HFO-1234yf is widely used as a replacement for HFC-134a in mobile air conditioning, and as part of HFO blends (such as R449A and R513A) used in commercial refrigeration and ice rink systems.
TFA's impact on the environment is "well established" with regard to freshwater green alga (selenastrum capricornutum, which is the most sensitive algae to TFA in the aquatic environment, the report noted. The report acknowledged that in other environmental impacts, the current and expected concentrations TFA lower than the concentrations known to have a negative effect.
However, it noted, "exact concentrations are difficult to predict and concentrations might be higher than estimated by global atmosphere models in the future."
The report's overarching message was a warning to the HVAC&R industry: Before bringing tonnes of chemicals into the environment, it needs to be proven that they are harmless to human and the environment, especially regarding chemicals with high persistence such as TFA.”
If this warning goes unheeded, the report said, “It is no question that sooner or later negative effects or an environmental disaster will happen; it is only a question of when it will happen.”

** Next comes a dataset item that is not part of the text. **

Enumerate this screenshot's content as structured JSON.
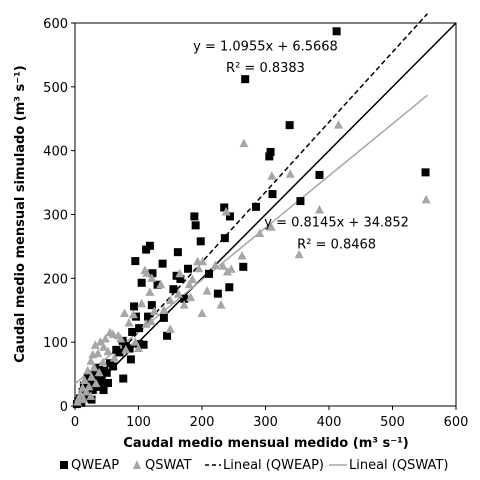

Indeed, history has already demonstrated that emitting chemicals or substances in large quantities into the environment without knowing their exact impacts "can result in global threats that prevail over generations and require regulations to avoid further damage,“ the report said.
Taking this risk is unnecessary, the report noted, given that natural refrigerant alternatives are widely available for a myriad of applications. "We demand to immediately stop the selling of synthetic refrigerants and switch to naturals only,“ said the report.
TFA toxicity in rats
The report described "a long-time toxicity assessment of TFA," citing Umwelt Bundesamt, 2020, which was performed after "concerning reports of high TFA concentrations in waters in NRW, Germany.“
In this study, rats were exposed for one year to TFA concentrations in of 0 ppm, 30 ppm, 120 ppm and 600 ppm infreshwater. "The study showed an increase of the ALT-concentration (alanine aminotransferase) depending on the dosage of TFA," the report said.

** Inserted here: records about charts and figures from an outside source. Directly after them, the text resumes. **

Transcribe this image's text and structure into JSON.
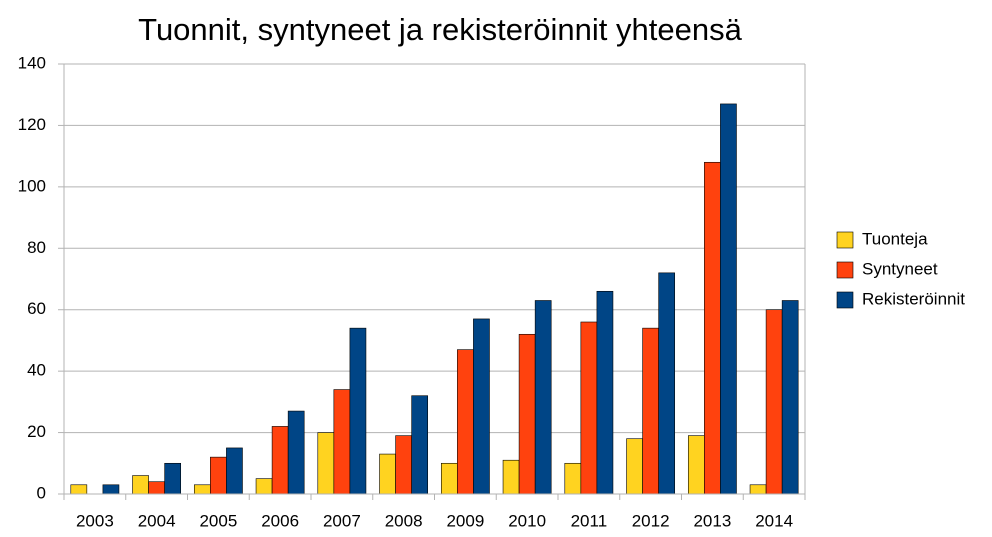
{
  "chart_data": {
    "type": "bar",
    "title": "Tuonnit, syntyneet ja rekisteröinnit yhteensä",
    "categories": [
      "2003",
      "2004",
      "2005",
      "2006",
      "2007",
      "2008",
      "2009",
      "2010",
      "2011",
      "2012",
      "2013",
      "2014"
    ],
    "series": [
      {
        "name": "Tuonteja",
        "color": "#ffd320",
        "values": [
          3,
          6,
          3,
          5,
          20,
          13,
          10,
          11,
          10,
          18,
          19,
          3
        ]
      },
      {
        "name": "Syntyneet",
        "color": "#ff420e",
        "values": [
          0,
          4,
          12,
          22,
          34,
          19,
          47,
          52,
          56,
          54,
          108,
          60
        ]
      },
      {
        "name": "Rekisteröinnit",
        "color": "#004586",
        "values": [
          3,
          10,
          15,
          27,
          54,
          32,
          57,
          63,
          66,
          72,
          127,
          63
        ]
      }
    ],
    "ylim": [
      0,
      140
    ],
    "yticks": [
      0,
      20,
      40,
      60,
      80,
      100,
      120,
      140
    ],
    "grid": true,
    "legend": "right"
  }
}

In another study where TFA was given to pregnant rats (in the 10th-20th day of pregnancy) a temporary dysfunction (at about 50 days) of the liver and kidney was observed, the report said, citing GESTIS-Stoffdatenbank.
The report also noted the connection between the use of halogenated inhalational anaesthetics, notably halothane, and the production of TFA and subsequently trifluoroacetylate components that are associated with liver injury. Here, too, there is an "acute increase" of ALT, as well as aspartate aminotransferase (AST), which "remain elevated for one to two weeks following exposure and resolve without treatment," said the report, citing Wright et al, 1975.
Concerns about TFA have influenced Germany policy on allowable TFA concentrations in freshwater. Based on the NOEC (no observed effect concentration) threshold of 30 ppm for humans (about 1.8 mg/kg body weight), the maximum TFA concentration in freshwater in Germany has been set to 60 µg/l; however, the German Environment Agency (UBA) recommends not exceeding 10µg/l.
The mean annual TFA concentration in Germany is estimated to increase by 10-fold by 2030, "only considering the degradation of R1234yf," the report said, citing Behringer & Heydel, 2020.
“Before bringing tonnes of chemicals into the environment, it needs to be proven that they are harmless to human and the environment, especially regarding chemicals with high persistence such as TFA.”